Crutchlow est un pilote haut en couleur et doté qui plus est d’un certain talent. Double vainqueur cette saison, il peut se targuer d’avoir dominé son sujet tant sous la pluie que sur terrain sec. Et avec une Honda à statut satellite.

Le Britannique a goûté aux conditions précaires offertes par la Malaisie et il était assuré au moins d’un top 5 avant de se flanquer par terre dans le même tour qu’un certain Marc Marquez. Entre temps, il a pu apercevoir le potentiel affiché par celui qui allait franchir la ligne d’arrivée en vainqueur : « Dovi a superbement piloté pour devenir le neuvième vainqueur de la saison. En le voyant, je savais qu’il serait l’homme à battre parce que, franchement, il se promenait ! »

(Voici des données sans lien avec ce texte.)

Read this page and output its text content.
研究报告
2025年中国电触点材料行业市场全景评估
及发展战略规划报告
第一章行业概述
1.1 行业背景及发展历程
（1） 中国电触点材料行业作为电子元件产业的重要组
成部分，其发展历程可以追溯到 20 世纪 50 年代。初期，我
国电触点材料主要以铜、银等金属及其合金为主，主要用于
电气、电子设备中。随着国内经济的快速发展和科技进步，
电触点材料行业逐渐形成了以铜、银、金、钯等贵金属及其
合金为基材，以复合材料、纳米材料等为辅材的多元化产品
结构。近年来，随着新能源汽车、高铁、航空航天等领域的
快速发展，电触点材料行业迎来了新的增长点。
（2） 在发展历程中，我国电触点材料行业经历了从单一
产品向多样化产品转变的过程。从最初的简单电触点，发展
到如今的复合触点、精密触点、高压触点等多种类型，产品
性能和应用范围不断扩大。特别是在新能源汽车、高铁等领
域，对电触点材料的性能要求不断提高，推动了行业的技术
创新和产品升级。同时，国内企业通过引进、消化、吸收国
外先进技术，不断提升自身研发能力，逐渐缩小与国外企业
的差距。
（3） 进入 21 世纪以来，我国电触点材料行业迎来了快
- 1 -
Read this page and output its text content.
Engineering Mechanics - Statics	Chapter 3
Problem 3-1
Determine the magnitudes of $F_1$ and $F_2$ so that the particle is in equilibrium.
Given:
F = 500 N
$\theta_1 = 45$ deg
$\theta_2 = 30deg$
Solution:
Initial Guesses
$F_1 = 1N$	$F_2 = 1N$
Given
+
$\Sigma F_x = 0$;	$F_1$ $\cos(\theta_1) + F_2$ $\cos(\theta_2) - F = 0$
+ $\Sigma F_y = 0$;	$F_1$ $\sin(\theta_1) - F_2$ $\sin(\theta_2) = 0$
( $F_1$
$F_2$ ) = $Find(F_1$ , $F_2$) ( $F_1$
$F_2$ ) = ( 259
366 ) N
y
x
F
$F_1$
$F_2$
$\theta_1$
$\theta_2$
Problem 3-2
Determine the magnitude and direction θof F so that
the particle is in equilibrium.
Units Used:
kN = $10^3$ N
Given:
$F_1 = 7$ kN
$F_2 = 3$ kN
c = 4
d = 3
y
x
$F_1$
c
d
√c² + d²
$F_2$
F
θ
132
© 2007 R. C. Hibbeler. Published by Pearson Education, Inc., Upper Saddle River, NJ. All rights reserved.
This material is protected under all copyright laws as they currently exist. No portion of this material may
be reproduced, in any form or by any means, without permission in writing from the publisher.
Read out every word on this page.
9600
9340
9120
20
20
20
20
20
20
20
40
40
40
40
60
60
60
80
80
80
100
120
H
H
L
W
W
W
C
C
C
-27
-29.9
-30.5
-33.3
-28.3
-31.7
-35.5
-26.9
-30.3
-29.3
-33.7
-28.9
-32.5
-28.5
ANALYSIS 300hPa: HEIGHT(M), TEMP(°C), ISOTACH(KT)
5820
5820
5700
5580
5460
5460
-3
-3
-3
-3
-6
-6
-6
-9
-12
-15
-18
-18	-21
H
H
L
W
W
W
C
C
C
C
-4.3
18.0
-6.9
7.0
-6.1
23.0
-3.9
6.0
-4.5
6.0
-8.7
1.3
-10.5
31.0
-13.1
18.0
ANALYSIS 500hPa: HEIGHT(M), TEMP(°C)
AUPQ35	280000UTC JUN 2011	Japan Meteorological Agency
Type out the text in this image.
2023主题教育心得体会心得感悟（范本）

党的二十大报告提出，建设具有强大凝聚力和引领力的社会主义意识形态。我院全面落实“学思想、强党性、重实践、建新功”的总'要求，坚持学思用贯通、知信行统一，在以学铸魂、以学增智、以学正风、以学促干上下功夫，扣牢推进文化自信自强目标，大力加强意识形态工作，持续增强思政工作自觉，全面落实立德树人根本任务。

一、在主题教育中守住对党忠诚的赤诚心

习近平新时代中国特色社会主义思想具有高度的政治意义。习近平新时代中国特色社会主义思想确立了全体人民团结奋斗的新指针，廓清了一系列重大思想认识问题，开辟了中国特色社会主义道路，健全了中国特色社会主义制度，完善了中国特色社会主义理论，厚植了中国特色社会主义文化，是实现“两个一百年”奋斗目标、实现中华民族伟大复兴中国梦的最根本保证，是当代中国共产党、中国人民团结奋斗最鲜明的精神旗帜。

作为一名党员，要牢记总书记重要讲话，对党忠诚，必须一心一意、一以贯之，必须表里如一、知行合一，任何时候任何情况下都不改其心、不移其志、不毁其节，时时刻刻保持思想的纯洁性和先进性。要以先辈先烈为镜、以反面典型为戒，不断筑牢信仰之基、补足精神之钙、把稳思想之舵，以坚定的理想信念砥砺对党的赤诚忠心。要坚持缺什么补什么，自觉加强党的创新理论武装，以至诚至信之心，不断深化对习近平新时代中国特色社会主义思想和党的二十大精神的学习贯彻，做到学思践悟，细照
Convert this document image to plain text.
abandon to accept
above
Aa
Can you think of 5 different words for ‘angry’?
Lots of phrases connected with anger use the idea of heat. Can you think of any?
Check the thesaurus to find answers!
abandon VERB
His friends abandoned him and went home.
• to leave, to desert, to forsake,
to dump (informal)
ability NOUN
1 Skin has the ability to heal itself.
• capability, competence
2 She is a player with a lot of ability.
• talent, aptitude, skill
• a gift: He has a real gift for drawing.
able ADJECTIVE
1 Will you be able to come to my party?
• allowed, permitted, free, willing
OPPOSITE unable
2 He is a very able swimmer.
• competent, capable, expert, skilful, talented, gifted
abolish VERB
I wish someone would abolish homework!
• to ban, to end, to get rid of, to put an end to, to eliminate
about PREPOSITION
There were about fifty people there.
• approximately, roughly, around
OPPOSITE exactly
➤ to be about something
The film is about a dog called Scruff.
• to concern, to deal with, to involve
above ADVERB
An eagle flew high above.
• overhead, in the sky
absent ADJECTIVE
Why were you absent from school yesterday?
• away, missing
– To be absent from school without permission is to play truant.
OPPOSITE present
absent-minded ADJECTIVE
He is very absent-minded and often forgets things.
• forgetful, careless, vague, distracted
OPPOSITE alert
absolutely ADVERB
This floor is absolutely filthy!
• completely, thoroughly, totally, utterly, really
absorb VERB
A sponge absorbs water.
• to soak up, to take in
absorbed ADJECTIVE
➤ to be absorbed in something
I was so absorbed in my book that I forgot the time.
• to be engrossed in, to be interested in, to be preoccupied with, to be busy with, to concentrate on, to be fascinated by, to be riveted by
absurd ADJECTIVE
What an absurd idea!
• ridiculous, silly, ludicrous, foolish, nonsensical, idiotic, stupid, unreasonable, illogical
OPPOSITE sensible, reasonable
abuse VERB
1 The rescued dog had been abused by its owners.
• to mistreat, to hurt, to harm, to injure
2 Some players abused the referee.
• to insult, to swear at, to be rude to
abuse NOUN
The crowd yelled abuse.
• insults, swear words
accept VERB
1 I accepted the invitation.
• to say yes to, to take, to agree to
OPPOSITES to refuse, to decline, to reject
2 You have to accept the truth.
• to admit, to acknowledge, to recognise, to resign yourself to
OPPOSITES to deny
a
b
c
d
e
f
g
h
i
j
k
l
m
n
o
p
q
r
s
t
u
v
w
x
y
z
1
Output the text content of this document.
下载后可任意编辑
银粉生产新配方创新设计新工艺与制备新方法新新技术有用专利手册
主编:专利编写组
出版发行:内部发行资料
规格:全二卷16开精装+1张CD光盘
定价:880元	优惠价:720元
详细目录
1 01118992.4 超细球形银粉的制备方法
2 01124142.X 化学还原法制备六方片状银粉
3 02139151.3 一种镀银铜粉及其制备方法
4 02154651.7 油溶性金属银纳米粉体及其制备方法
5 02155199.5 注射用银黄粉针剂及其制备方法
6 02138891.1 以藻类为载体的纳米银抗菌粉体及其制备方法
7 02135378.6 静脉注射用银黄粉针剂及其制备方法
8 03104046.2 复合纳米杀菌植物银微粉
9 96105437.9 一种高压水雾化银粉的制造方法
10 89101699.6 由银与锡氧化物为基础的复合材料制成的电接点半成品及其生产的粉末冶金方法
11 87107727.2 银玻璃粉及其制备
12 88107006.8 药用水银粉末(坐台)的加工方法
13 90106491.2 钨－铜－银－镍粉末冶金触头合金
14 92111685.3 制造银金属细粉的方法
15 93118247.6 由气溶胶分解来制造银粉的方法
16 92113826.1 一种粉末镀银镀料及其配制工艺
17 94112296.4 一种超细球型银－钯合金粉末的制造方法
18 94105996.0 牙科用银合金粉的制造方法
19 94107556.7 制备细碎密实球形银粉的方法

« Vraiment, j’ai constaté qu’il ne prenait aucun risque dans les virages, pas plus en redressant la moto et sa vitesse en ligne droite était carrément ridicule. Il semble que chez Ducati ils aient une très bonne électronique et une moto très efficace dans de telles conditions ».

On rappellera que Crutchlow connaît très bien Dovizioso pour avoir été son équipier du temps de Tech3 et durant sa seule saison chez Ducati.